Recicleta partió en el año 2009, del cruce de dos simples ideas: fomentar el reciclaje e impulsar el uso de la bicicleta para mejorar la calidad de vida de las personas en la ciudad.

La idea era simple. En Chile, según algunos estudios, el 75% de los hogares tiene al menos una bicicleta, pero están abandonadas en patios, balcones y bodegas. Entonces qué mejor que pedirles a aquellas personas que nos entregarán sus bicicletas y regalarlas a quienes desean andar en ellas, pero por alguna razón no pueden conseguir una. Eso era, poner directamente gente a pedalear.
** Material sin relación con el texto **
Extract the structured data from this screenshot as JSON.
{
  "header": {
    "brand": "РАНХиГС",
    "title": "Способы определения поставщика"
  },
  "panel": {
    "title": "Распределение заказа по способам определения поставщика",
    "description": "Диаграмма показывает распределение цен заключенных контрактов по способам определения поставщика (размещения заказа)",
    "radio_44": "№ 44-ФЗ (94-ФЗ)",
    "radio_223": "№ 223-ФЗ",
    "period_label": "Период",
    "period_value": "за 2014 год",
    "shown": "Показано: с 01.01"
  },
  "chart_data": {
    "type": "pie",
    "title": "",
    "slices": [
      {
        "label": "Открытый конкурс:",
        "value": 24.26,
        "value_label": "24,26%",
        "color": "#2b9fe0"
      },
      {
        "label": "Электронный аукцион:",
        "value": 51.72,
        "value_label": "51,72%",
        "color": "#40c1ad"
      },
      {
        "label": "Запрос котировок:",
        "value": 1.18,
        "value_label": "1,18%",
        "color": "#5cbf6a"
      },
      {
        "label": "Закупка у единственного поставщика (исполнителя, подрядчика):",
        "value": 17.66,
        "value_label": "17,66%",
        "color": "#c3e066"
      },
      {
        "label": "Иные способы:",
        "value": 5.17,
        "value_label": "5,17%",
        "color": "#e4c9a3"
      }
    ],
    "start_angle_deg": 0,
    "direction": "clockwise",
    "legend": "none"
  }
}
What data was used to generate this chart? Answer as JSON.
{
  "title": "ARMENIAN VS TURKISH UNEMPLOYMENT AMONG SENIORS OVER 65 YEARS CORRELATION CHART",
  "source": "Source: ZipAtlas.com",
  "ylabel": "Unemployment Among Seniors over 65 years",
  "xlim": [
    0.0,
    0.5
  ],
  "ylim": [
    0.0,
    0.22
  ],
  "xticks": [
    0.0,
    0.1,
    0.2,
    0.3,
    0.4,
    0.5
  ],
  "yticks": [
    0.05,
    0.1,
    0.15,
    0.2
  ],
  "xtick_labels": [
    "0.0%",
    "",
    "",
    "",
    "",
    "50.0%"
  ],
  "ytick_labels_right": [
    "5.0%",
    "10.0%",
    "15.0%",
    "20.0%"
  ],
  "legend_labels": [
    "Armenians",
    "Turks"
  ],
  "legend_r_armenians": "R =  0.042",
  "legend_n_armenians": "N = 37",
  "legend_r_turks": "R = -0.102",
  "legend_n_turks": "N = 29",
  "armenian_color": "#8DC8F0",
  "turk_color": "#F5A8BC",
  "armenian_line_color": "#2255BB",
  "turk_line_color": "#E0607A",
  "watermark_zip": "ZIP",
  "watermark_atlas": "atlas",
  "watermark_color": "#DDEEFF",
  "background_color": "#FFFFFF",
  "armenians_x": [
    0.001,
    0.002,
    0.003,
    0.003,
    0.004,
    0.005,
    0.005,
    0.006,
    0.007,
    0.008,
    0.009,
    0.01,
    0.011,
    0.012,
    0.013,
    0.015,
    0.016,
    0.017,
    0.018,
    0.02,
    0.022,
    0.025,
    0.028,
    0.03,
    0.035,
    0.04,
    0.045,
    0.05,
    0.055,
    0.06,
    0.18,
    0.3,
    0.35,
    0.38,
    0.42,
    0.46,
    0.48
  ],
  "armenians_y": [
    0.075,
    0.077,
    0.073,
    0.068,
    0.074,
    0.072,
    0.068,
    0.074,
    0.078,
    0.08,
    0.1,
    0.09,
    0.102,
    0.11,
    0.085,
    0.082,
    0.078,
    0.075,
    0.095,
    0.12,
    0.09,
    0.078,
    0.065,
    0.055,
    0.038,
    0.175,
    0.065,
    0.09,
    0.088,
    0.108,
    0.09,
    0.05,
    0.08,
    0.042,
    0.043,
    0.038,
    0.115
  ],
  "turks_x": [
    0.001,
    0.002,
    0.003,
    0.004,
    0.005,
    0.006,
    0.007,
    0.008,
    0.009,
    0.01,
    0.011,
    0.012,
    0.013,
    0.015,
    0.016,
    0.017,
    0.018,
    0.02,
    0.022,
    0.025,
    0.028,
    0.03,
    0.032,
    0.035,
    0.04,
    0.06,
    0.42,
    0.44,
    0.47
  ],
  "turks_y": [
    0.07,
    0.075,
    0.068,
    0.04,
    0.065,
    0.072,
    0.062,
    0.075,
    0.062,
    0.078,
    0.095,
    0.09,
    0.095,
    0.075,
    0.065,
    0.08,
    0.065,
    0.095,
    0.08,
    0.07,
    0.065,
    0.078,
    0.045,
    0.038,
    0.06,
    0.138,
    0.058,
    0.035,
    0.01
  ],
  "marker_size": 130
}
Cinco años después, nuestras principales ideas siguen vivas, pero a través de múltiples formas. Ya no sólo reciclamos bicicletas y las regalamos, sino que vamos a comunidades, colegios, centros de acogida y parques a recomponerlas. A los más interesados, les enseñamos cómo repararlas mediante nuestros talleres de mecánica de bicicletas impartidos en tres niveles: básico, intermedio y avanzado, donde los participantes aprenden a personalizar su bicicleta para un pedaleo más cómodo y seguro, a diagnosticar problemas y a repararla mediante procesos más complejos, entendiendo de rodamientos, lubricaciones, limpiezas, etc. De esa forma, ya no tienen que gastar dinero, ni depender de nadie para poder trasladarse.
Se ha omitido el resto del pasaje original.